Atlantic blogger Eric Jaffe asks, “Can we stop pretending cars are greener than transit?” It’s a pointless question because no one really says that cars are greener than transit. On the other hand, claims that transit is greener than cars are vastly overblown.
Jeffe makes a few duffer mistakes that show he hasn’t thought this through. For example, he admits that it is a mistake (which many transit advocates make) to compare full buses with cars of average occupancy. He then proceeds to compare buses of average occupancy with cars with single occupants. But cars don’t average one occupant; the urban average is about 1.6 and the intercity average is about 2.4. While it is true, as many transit advocates point out, that putting one more person on a bus doesn’t significantly increase energy consumption, it is also true (and perhaps even more doable) that putting one more person in a car doesn’t significantly increase energy consumption.

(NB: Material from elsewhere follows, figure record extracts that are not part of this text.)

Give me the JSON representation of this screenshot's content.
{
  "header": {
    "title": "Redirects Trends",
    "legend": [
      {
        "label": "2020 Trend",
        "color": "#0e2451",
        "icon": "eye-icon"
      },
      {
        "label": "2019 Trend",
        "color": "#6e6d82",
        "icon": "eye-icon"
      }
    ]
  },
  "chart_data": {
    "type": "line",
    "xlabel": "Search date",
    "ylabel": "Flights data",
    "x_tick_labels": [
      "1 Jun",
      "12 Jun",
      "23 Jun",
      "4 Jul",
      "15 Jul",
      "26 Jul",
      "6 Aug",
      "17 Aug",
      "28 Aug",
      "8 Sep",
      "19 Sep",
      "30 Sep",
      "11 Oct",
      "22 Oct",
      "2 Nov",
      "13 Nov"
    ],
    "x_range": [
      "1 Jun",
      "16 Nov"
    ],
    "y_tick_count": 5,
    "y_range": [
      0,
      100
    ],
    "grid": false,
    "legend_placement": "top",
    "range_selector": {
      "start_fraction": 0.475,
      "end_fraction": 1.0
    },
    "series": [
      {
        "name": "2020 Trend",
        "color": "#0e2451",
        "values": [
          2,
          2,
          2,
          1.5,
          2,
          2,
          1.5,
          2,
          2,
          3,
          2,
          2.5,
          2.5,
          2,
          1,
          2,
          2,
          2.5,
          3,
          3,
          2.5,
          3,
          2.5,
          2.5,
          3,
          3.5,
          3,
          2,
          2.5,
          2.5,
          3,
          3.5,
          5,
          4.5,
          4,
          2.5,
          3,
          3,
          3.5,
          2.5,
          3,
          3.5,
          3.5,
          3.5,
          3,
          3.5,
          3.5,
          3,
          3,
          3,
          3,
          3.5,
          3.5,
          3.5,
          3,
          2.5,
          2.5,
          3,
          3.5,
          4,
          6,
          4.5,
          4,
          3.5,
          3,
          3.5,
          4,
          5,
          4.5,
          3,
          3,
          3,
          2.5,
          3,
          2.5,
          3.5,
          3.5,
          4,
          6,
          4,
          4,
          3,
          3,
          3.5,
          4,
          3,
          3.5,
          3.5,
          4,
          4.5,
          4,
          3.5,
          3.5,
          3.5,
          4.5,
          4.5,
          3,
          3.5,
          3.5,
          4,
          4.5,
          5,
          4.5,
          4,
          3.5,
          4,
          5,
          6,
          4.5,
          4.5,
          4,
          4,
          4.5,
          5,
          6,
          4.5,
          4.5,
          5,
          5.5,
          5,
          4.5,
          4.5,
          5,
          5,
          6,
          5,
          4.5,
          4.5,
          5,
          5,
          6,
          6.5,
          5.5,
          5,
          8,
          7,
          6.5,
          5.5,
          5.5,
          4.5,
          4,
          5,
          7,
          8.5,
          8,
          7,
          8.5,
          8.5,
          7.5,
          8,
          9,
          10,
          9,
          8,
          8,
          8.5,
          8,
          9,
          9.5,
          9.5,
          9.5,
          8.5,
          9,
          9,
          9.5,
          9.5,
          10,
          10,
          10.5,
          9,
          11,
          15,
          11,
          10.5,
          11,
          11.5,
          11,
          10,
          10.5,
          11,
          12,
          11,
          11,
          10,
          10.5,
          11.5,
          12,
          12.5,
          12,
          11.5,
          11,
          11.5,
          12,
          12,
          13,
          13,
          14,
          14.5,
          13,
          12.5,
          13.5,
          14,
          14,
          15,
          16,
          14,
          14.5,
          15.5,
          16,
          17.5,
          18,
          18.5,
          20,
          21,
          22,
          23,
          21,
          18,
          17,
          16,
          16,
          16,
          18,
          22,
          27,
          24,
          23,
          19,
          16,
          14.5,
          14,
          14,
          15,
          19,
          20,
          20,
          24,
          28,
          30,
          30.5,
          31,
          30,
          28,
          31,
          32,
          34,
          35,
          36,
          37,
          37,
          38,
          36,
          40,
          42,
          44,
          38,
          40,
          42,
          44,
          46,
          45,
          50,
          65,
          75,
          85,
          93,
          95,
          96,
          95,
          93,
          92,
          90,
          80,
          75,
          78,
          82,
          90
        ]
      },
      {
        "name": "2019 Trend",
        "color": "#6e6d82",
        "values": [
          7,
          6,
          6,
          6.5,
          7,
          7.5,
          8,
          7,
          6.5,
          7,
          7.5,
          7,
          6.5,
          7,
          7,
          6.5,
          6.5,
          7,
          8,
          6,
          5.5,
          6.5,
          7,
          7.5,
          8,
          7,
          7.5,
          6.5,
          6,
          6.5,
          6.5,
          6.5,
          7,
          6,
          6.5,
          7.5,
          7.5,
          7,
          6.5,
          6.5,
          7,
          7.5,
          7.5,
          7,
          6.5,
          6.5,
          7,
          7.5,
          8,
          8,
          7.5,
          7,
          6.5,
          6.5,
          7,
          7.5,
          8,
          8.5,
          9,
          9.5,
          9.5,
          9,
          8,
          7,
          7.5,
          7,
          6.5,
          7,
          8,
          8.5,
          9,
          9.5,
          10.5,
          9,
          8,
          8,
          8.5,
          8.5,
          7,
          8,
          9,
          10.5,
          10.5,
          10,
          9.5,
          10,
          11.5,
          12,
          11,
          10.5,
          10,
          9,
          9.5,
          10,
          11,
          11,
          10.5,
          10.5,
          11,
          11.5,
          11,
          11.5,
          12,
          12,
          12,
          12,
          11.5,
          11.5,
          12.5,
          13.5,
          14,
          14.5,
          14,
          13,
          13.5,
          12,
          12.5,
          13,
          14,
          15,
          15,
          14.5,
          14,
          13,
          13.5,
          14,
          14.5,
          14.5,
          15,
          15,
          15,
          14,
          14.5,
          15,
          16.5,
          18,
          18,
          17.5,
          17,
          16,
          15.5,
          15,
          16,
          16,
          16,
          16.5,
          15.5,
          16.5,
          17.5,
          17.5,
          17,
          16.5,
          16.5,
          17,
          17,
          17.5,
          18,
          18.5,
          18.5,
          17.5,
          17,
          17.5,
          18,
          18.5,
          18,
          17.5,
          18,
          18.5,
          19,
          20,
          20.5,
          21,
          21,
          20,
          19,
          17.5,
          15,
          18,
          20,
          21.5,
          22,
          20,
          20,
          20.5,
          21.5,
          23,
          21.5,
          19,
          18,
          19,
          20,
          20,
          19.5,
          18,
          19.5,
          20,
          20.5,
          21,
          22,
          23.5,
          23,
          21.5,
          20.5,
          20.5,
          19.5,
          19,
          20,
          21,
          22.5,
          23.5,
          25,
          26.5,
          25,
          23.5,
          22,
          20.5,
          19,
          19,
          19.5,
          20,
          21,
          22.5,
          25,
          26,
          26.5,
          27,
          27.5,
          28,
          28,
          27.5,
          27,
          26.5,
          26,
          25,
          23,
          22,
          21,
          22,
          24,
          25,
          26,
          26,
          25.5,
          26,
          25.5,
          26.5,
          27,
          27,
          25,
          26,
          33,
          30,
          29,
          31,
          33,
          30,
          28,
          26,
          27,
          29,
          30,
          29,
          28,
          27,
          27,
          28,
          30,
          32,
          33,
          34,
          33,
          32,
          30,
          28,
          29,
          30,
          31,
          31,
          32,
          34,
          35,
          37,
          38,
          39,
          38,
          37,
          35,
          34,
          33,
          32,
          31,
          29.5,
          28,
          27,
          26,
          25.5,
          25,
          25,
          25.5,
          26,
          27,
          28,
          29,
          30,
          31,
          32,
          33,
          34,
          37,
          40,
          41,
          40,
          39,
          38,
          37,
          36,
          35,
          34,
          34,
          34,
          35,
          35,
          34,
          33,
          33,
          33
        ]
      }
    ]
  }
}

Jaffe suggests that the reason why transit vehicle occupancy rates are low is because transit agencies “choose to design systems that favor coverage over capacity, knowing full well that will mean running some empty buses, because suburban or low-income residents need them.” In fact, “coverage over capacity” is a revenue strategy: agencies want to justify taxing wealthy suburbs, so they send buses and build trains to those suburbs even though most houses have three or more cars in their driveways. If we want to help low-income residents, it would be cheaper, greener, and greater help to them to simply give them used, but energy-efficient, cars.